Dünyanın en çok ziyaret edilen müzesi ve sanatın küresel simgesi olan Louvre, dün kapılarını kapatmak zorunda kaldı. Nedeni ise çalışanların aşırı turizme karşı başlattığı ani grevdi. Müze personeli, "kurumun kitlesel turist akını altında çöküş yaşadığını" belirterek, çalışma koşullarının artık sürdürülemez hale geldiğini ifade etti.

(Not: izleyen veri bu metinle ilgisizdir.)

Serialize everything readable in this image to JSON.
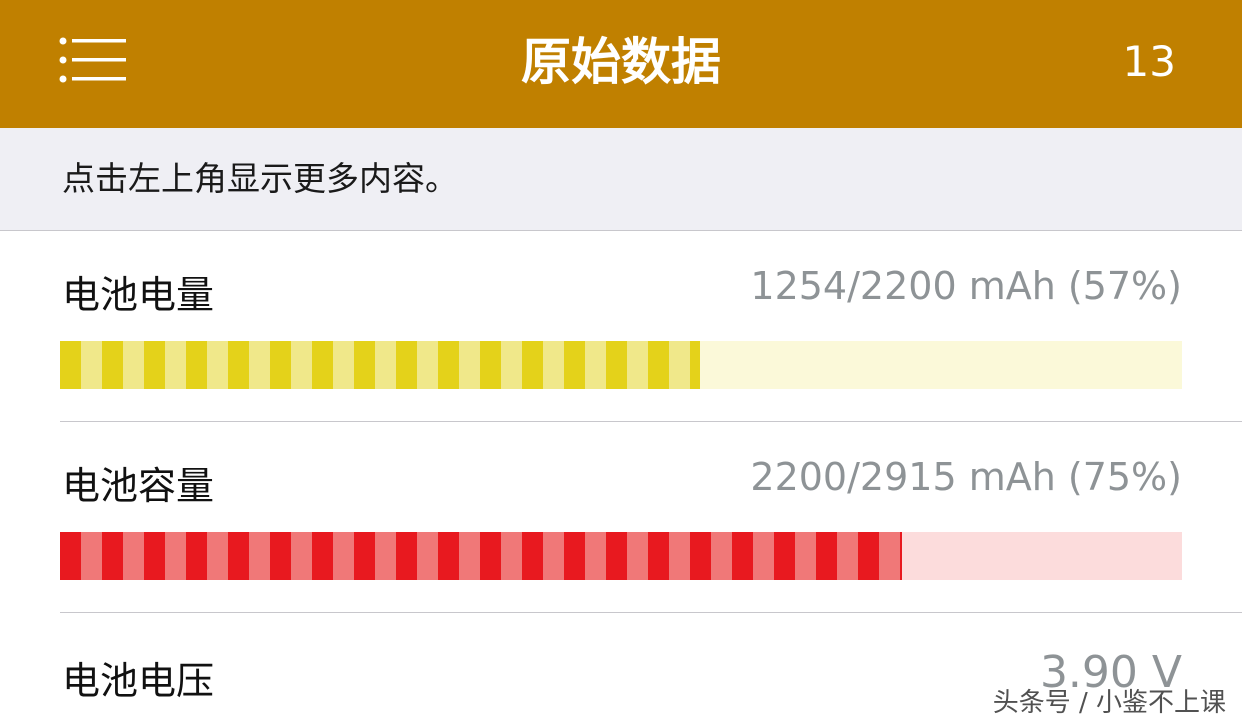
{
  "header": {
    "title": "原始数据",
    "count": "13",
    "menu_icon": "list-menu-icon",
    "background_color": "#c08000"
  },
  "hint": {
    "text": "点击左上角显示更多内容。"
  },
  "rows": [
    {
      "label": "电池电量",
      "value": "1254/2200 mAh (57%)",
      "percent": 57,
      "bar_color_dark": "#e4d21a",
      "bar_color_light": "#f0e88a",
      "bar_track_color": "#fbf9d9"
    },
    {
      "label": "电池容量",
      "value": "2200/2915 mAh (75%)",
      "percent": 75,
      "bar_color_dark": "#e8191f",
      "bar_color_light": "#f07878",
      "bar_track_color": "#fcdcdc"
    },
    {
      "label": "电池电压",
      "value": "3.90 V"
    }
  ],
  "watermark": "头条号 / 小鉴不上课"
}
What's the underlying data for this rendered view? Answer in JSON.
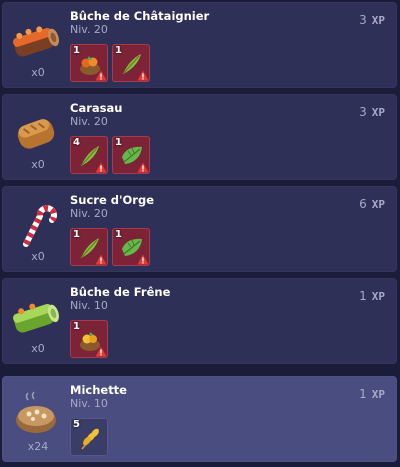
{
  "recipes": [
    {
      "name": "Bûche de Châtaignier",
      "level": "Niv. 20",
      "xp_value": "3",
      "xp_unit": "XP",
      "owned": "x0",
      "icon": "log-with-orange-icing-icon",
      "ingredients": [
        {
          "qty": "1",
          "icon": "chestnut-basket-icon",
          "missing": true
        },
        {
          "qty": "1",
          "icon": "green-feather-icon",
          "missing": true
        }
      ]
    },
    {
      "name": "Carasau",
      "level": "Niv. 20",
      "xp_value": "3",
      "xp_unit": "XP",
      "owned": "x0",
      "icon": "bread-loaf-icon",
      "ingredients": [
        {
          "qty": "4",
          "icon": "green-feather-icon",
          "missing": true
        },
        {
          "qty": "1",
          "icon": "green-leaf-icon",
          "missing": true
        }
      ]
    },
    {
      "name": "Sucre d'Orge",
      "level": "Niv. 20",
      "xp_value": "6",
      "xp_unit": "XP",
      "owned": "x0",
      "icon": "candy-cane-icon",
      "ingredients": [
        {
          "qty": "1",
          "icon": "green-feather-icon",
          "missing": true
        },
        {
          "qty": "1",
          "icon": "green-leaf-icon",
          "missing": true
        }
      ]
    },
    {
      "name": "Bûche de Frêne",
      "level": "Niv. 10",
      "xp_value": "1",
      "xp_unit": "XP",
      "owned": "x0",
      "icon": "green-log-icon",
      "ingredients": [
        {
          "qty": "1",
          "icon": "fruit-basket-icon",
          "missing": true
        }
      ]
    },
    {
      "name": "Michette",
      "level": "Niv. 10",
      "xp_value": "1",
      "xp_unit": "XP",
      "owned": "x24",
      "icon": "round-bread-icon",
      "selected": true,
      "ingredients": [
        {
          "qty": "5",
          "icon": "wheat-icon",
          "missing": false
        }
      ]
    }
  ]
}
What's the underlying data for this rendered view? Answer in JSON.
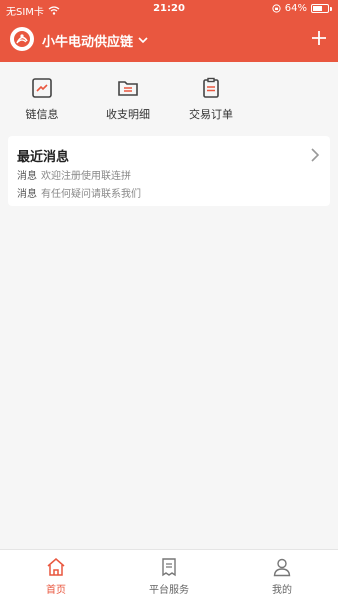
{
  "statusbar": {
    "carrier": "无SIM卡",
    "time": "21:20",
    "battery_percent_text": "64%",
    "battery_level": 0.64
  },
  "header": {
    "title": "小牛电动供应链",
    "title_icon": "chevron-down-icon",
    "add_icon": "plus-icon"
  },
  "quick_actions": [
    {
      "label": "链信息",
      "icon": "chart-icon"
    },
    {
      "label": "收支明细",
      "icon": "folder-list-icon"
    },
    {
      "label": "交易订单",
      "icon": "clipboard-icon"
    }
  ],
  "recent_messages": {
    "title": "最近消息",
    "items": [
      {
        "tag": "消息",
        "text": "欢迎注册使用联连拼"
      },
      {
        "tag": "消息",
        "text": "有任何疑问请联系我们"
      }
    ]
  },
  "tabbar": {
    "tabs": [
      {
        "label": "首页",
        "icon": "home-icon",
        "active": true
      },
      {
        "label": "平台服务",
        "icon": "document-icon",
        "active": false
      },
      {
        "label": "我的",
        "icon": "user-icon",
        "active": false
      }
    ]
  },
  "colors": {
    "brand": "#e9573f",
    "background": "#f6f6f6",
    "card": "#ffffff"
  }
}
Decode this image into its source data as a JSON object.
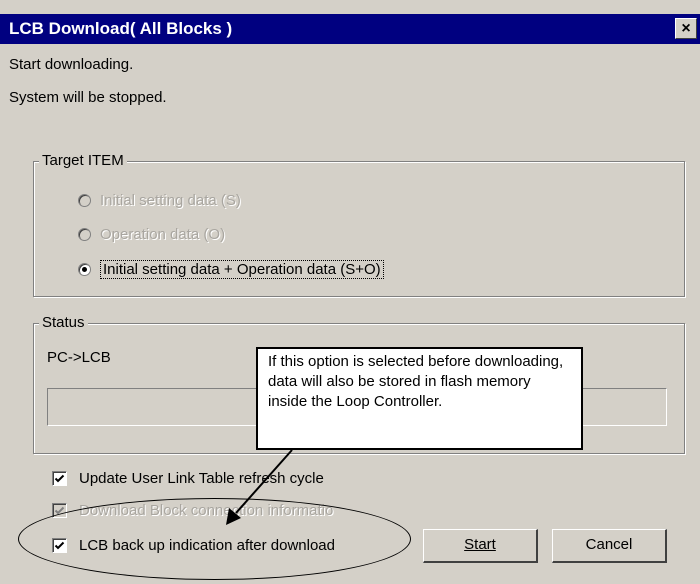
{
  "window": {
    "title": "LCB Download( All Blocks )",
    "close_glyph": "×"
  },
  "messages": {
    "line1": "Start downloading.",
    "line2": "System will be stopped."
  },
  "target_group": {
    "label": "Target ITEM",
    "options": [
      {
        "label": "Initial setting data (S)",
        "selected": false,
        "enabled": false
      },
      {
        "label": "Operation data (O)",
        "selected": false,
        "enabled": false
      },
      {
        "label": "Initial setting data + Operation data (S+O)",
        "selected": true,
        "enabled": true
      }
    ]
  },
  "status_group": {
    "label": "Status",
    "text": "PC->LCB",
    "progress": 0
  },
  "checkboxes": [
    {
      "label": "Update User Link Table refresh cycle",
      "checked": true,
      "enabled": true
    },
    {
      "label": "Download Block connection informatio",
      "checked": true,
      "enabled": false
    },
    {
      "label": "LCB back up indication after download",
      "checked": true,
      "enabled": true
    }
  ],
  "buttons": {
    "start_label": "Start",
    "cancel_label": "Cancel"
  },
  "callout": {
    "text": "If this option is selected before downloading, data will also be stored in flash memory inside the Loop Controller."
  }
}
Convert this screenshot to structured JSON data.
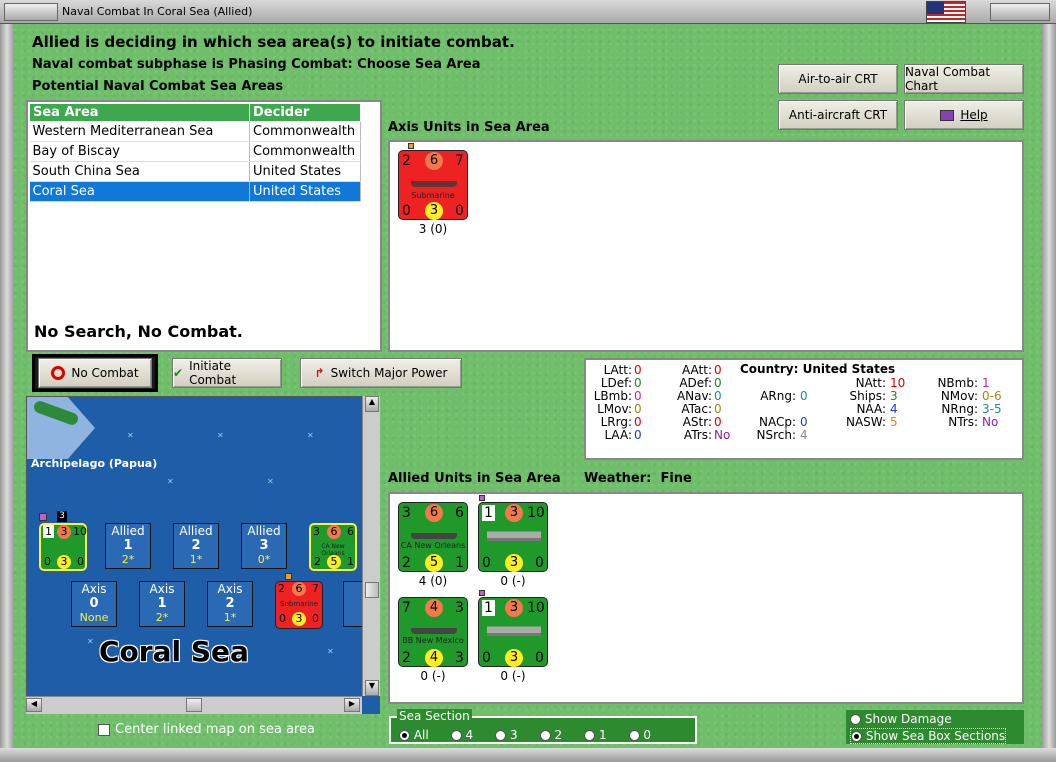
{
  "window": {
    "title": "Naval Combat In Coral Sea (Allied)"
  },
  "status": {
    "line1": "Allied is deciding in which sea area(s) to initiate combat.",
    "line2": "Naval combat subphase is Phasing Combat: Choose Sea Area",
    "line3": "Potential Naval Combat Sea Areas"
  },
  "sea_table": {
    "headers": [
      "Sea Area",
      "Decider"
    ],
    "rows": [
      {
        "area": "Western Mediterranean Sea",
        "decider": "Commonwealth"
      },
      {
        "area": "Bay of Biscay",
        "decider": "Commonwealth"
      },
      {
        "area": "South China Sea",
        "decider": "United States"
      },
      {
        "area": "Coral Sea",
        "decider": "United States"
      }
    ],
    "selected_index": 3
  },
  "no_search_msg": "No Search, No Combat.",
  "buttons": {
    "air_to_air": "Air-to-air CRT",
    "naval_chart": "Naval Combat Chart",
    "anti_aircraft": "Anti-aircraft CRT",
    "help": "Help",
    "no_combat": "No Combat",
    "initiate_combat": "Initiate Combat",
    "switch_major_power": "Switch Major Power"
  },
  "axis_units": {
    "heading": "Axis Units in Sea Area",
    "units": [
      {
        "top": [
          "2",
          "6",
          "7"
        ],
        "bottom": [
          "0",
          "3",
          "0"
        ],
        "name": "Submarine",
        "label": "3 (0)"
      }
    ]
  },
  "allied_units": {
    "heading": "Allied Units in Sea Area",
    "weather_label": "Weather:",
    "weather_value": "Fine",
    "units": [
      {
        "top": [
          "3",
          "6",
          "6"
        ],
        "bottom": [
          "2",
          "5",
          "1"
        ],
        "name": "CA New Orleans",
        "label": "4 (0)"
      },
      {
        "top": [
          "1",
          "3",
          "10"
        ],
        "bottom": [
          "0",
          "3",
          "0"
        ],
        "name": "",
        "label": "0 (-)"
      },
      {
        "top": [
          "7",
          "4",
          "3"
        ],
        "bottom": [
          "2",
          "4",
          "3"
        ],
        "name": "BB New Mexico",
        "label": "0 (-)"
      },
      {
        "top": [
          "1",
          "3",
          "10"
        ],
        "bottom": [
          "0",
          "3",
          "0"
        ],
        "name": "",
        "label": "0 (-)"
      }
    ]
  },
  "stats": {
    "country_label": "Country:",
    "country": "United States",
    "col1": [
      [
        "LAtt:",
        "0"
      ],
      [
        "LDef:",
        "0"
      ],
      [
        "LBmb:",
        "0"
      ],
      [
        "LMov:",
        "0"
      ],
      [
        "LRrg:",
        "0"
      ],
      [
        "LAA:",
        "0"
      ]
    ],
    "col2": [
      [
        "AAtt:",
        "0"
      ],
      [
        "ADef:",
        "0"
      ],
      [
        "ANav:",
        "0"
      ],
      [
        "ATac:",
        "0"
      ],
      [
        "AStr:",
        "0"
      ],
      [
        "ATrs:",
        "No"
      ]
    ],
    "col3": [
      [
        "ARng:",
        "0"
      ],
      [
        "NACp:",
        "0"
      ],
      [
        "NSrch:",
        "4"
      ]
    ],
    "col4": [
      [
        "NAtt:",
        "10"
      ],
      [
        "Ships:",
        "3"
      ],
      [
        "NAA:",
        "4"
      ],
      [
        "NASW:",
        "5"
      ]
    ],
    "col5": [
      [
        "NBmb:",
        "1"
      ],
      [
        "NMov:",
        "0-6"
      ],
      [
        "NRng:",
        "3-5"
      ],
      [
        "NTrs:",
        "No"
      ]
    ]
  },
  "map": {
    "region_label": "Archipelago (Papua)",
    "sea_name": "Coral Sea",
    "stack_count": "3",
    "allied_boxes": [
      {
        "title": "Allied",
        "num": "1",
        "val": "2*"
      },
      {
        "title": "Allied",
        "num": "2",
        "val": "1*"
      },
      {
        "title": "Allied",
        "num": "3",
        "val": "0*"
      }
    ],
    "axis_boxes": [
      {
        "title": "Axis",
        "num": "0",
        "val": "None"
      },
      {
        "title": "Axis",
        "num": "1",
        "val": "2*"
      },
      {
        "title": "Axis",
        "num": "2",
        "val": "1*"
      },
      {
        "title": "A",
        "num": "",
        "val": ""
      }
    ],
    "map_counters": [
      {
        "top": [
          "1",
          "3",
          "10"
        ],
        "bottom": [
          "0",
          "3",
          "0"
        ],
        "name": ""
      },
      {
        "top": [
          "3",
          "6",
          "6"
        ],
        "bottom": [
          "2",
          "5",
          "1"
        ],
        "name": "CA New Orleans"
      },
      {
        "top": [
          "2",
          "6",
          "7"
        ],
        "bottom": [
          "0",
          "3",
          "0"
        ],
        "name": "Submarine"
      }
    ]
  },
  "center_linked": "Center linked map on sea area",
  "sea_section": {
    "label": "Sea Section",
    "options": [
      "All",
      "4",
      "3",
      "2",
      "1",
      "0"
    ],
    "selected": "All"
  },
  "show_options": {
    "damage": "Show Damage",
    "sections": "Show Sea Box Sections",
    "selected": "Show Sea Box Sections"
  },
  "colors": {
    "allied_counter": "#1f9a2a",
    "axis_counter": "#e82020",
    "selected_row": "#1078d8",
    "header_green": "#3ea84f"
  }
}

Müze çalışanları – galeri görevlileri, güvenlik personeli ve bilet satıcıları – rutin bir iç toplantı sırasında grev kararı aldı. Personel, kontrolsüz kalabalıklar, kronik personel eksikliği ve yetersiz altyapıya tepki gösterdi. Bu durum, binlerce biletli ziyaretçinin cam piramidin önünde şaşkınlıkla beklemesine neden oldu.
Louvre gibi ikonik bir kurumun bu şekilde kapanması oldukça nadir görülen bir durum. Geçmişte yalnızca savaş dönemlerinde, COVID-19 pandemisinde ve bazı planlı grevlerde kapılarını kapatmıştı. Ancak bu kez uyarı olmaksızın ve ziyaretçilerin gözü önünde yaşandı.
Geçtiğimiz yıl Louvre'u 8,7 milyon kişi ziyaret etti. Günlük 30.000 kişiyle sınırlı ziyaretçi kotasına rağmen, personel mevcut yoğunluğun müzenin altyapısının ve çalışanların kapasitesinin çok ötesinde olduğunu vurguluyor. Dinlenme alanlarının ve tuvaletlerin yetersizliği, çalışanların iş yükünü daha da zorlaştırıyor.
Grevin zamanlaması dikkat çekici. Birkaç ay önce Fransa Cumhurbaşkanı Emmanuel Macron, müzenin altyapısını modernize etmek için kapsamlı ve on yıla yayılan bir yenileme planı açıklamıştı. Ancak çalışanlar, bu vaat edilen iyileştirmelerin uzak bir geleceğe ait olduğunu düşünüyor.
Louvre’daki gelişmeler, Avrupa'nın birçok turistik noktasında artan turizm karşıtı protestolarla da örtüşüyor. Geçtiğimiz günlerde İspanya, Portekiz ve İtalya’nın çeşitli şehirlerinde binlerce kişi sokaklara çıkarak kitlesel turizmin yerel hayatı nasıl tehdit ettiğini protesto etti.
Fransa’nın kültürel kalbi sayılan Louvre’un bu durumu, turizmin sınırlarına ve bununla başa çıkma stratejilerine dair önemli soruları yeniden gündeme taşıyor.